Suara langkah mereka menggema di lobi agensi. Mereka berharap jika kali ini mereka tak terlambat. mereka yakin jika terlambat, Seoyeon dan juga Jiyoung akan sangat mempermasalahkannya. mereka mengerti kenapa dua orang itu selalu saja mencari masalah kepada mereka berdua.

"Aku pikir kalian tidak akan datang. Cepat, seharusnya kalian sudah berangkat bersama yang lainnya." Junki mengatakannya dengan sangat terburu-buru. Sepertinya manager NCT itu sedang sangat sibuk. "Apa yang kalian lihat? Cepat."

Sol-Ah nampaknya sangat kesal sebab pagi ini Junki sudah memarahi mereka berdua. Padahal sudah jelas di grup dikatakan jika mereka harus datang jam 6 pagi.

"Bukankah kita tidak salah?" tanya Sol-Ah dengan sangat kesal. Tentunya hal ini membuat Rini tertawa. Apalagi saat Sol-Ah menunjukkan ekspresi kesalnya.

"Sudahlah lebih baik kita mempercepat langkah."

Mereka bukan hanya mempercepat langkah. Melainkan mereka berlari agar tidak terlalu terlambat.

Dugaan mereka ternyata benar. Seoyeon sudah memberikan tatapan tak sukanya. Orang itu memang ingin sekali mendapatkan balasan dari Sol-Ah. Bahkan Sol-Ah tidak bisa mengendalikan dirinya dan ingin sekali menghajar gadis menyebalkan itu.

"Kenapa kalian terlambat?" tanya kepala make up artist dari tim mereka. "Kalian tahu ini jam berapa?"

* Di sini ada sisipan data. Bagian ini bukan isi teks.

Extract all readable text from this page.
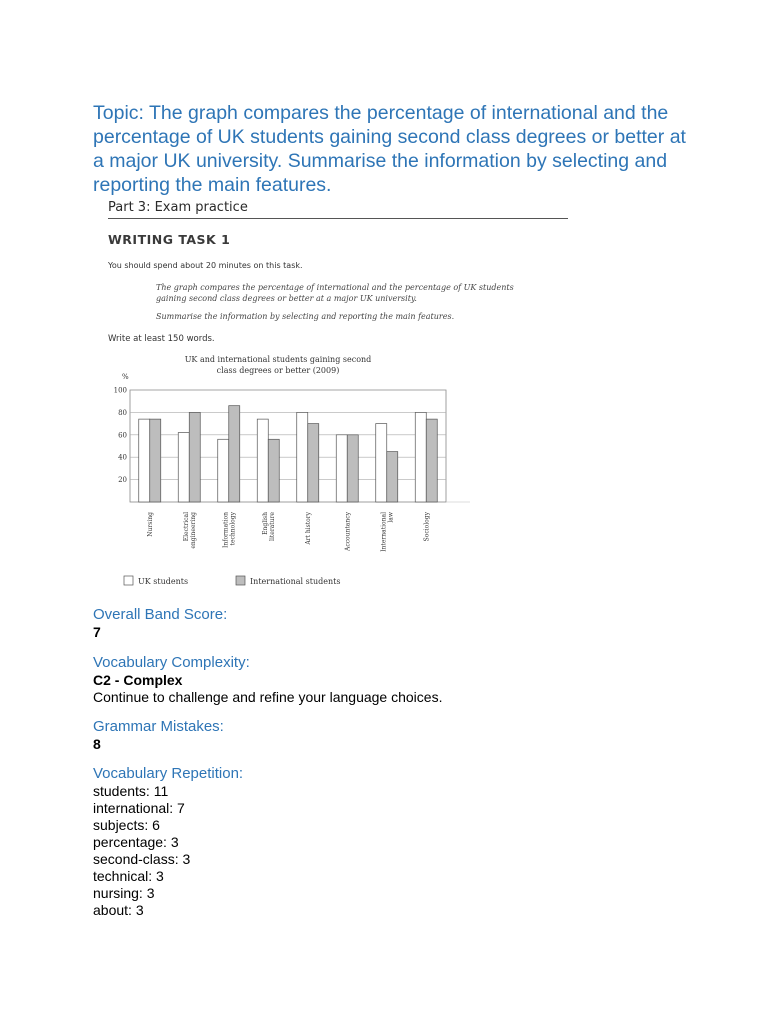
Topic: The graph compares the percentage of international and the percentage of UK students gaining second class degrees or better at a major UK university. Summarise the information by selecting and reporting the main features.
Part 3: Exam practice
WRITING TASK 1
You should spend about 20 minutes on this task.
The graph compares the percentage of international and the percentage of UK students gaining second class degrees or better at a major UK university.
Summarise the information by selecting and reporting the main features.
Write at least 150 words.
UK and international students gaining second
class degrees or better (2009)
%
20
40
60
80
100
Nursing	Electrical engineering	Information technology	English literature	Art history	Accountancy	International law	Sociology
UK students	International students
Overall Band Score:
7
Vocabulary Complexity:
C2 - Complex
Continue to challenge and refine your language choices.
Grammar Mistakes:
8
Vocabulary Repetition:
students: 11
international: 7
subjects: 6
percentage: 3
second-class: 3
technical: 3
nursing: 3
about: 3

Mereka berdua mengangguk. "Maaf."

"Sudah, lebih baik kita berangkat saja sekarang."

Rini menahan tawa saat Sol-Ah dengan sengaja menabrak Seoyeon saat dirinya akan naik ke mobil. Bahkan Seoyeon sampai berdecak sambil menghentakan kakinya sebelum akhirnya masuk ke dalam mobil.

Masih nunggu Sol-Ah beneran labrak Seoyeon. Rini tahu tak seharusnya ia berharap ada adegan tak terpuji itu. Tapi ia sudah terlalu gemas dengan kebencian Sol-Ah pada Seoyeon yang terlalu menggebu-gebu.

"Rin, dia benar-benar membuatku kesal. Dia pikir dia pemilik SM? Sampai dengan sangat so menatap kita tadi."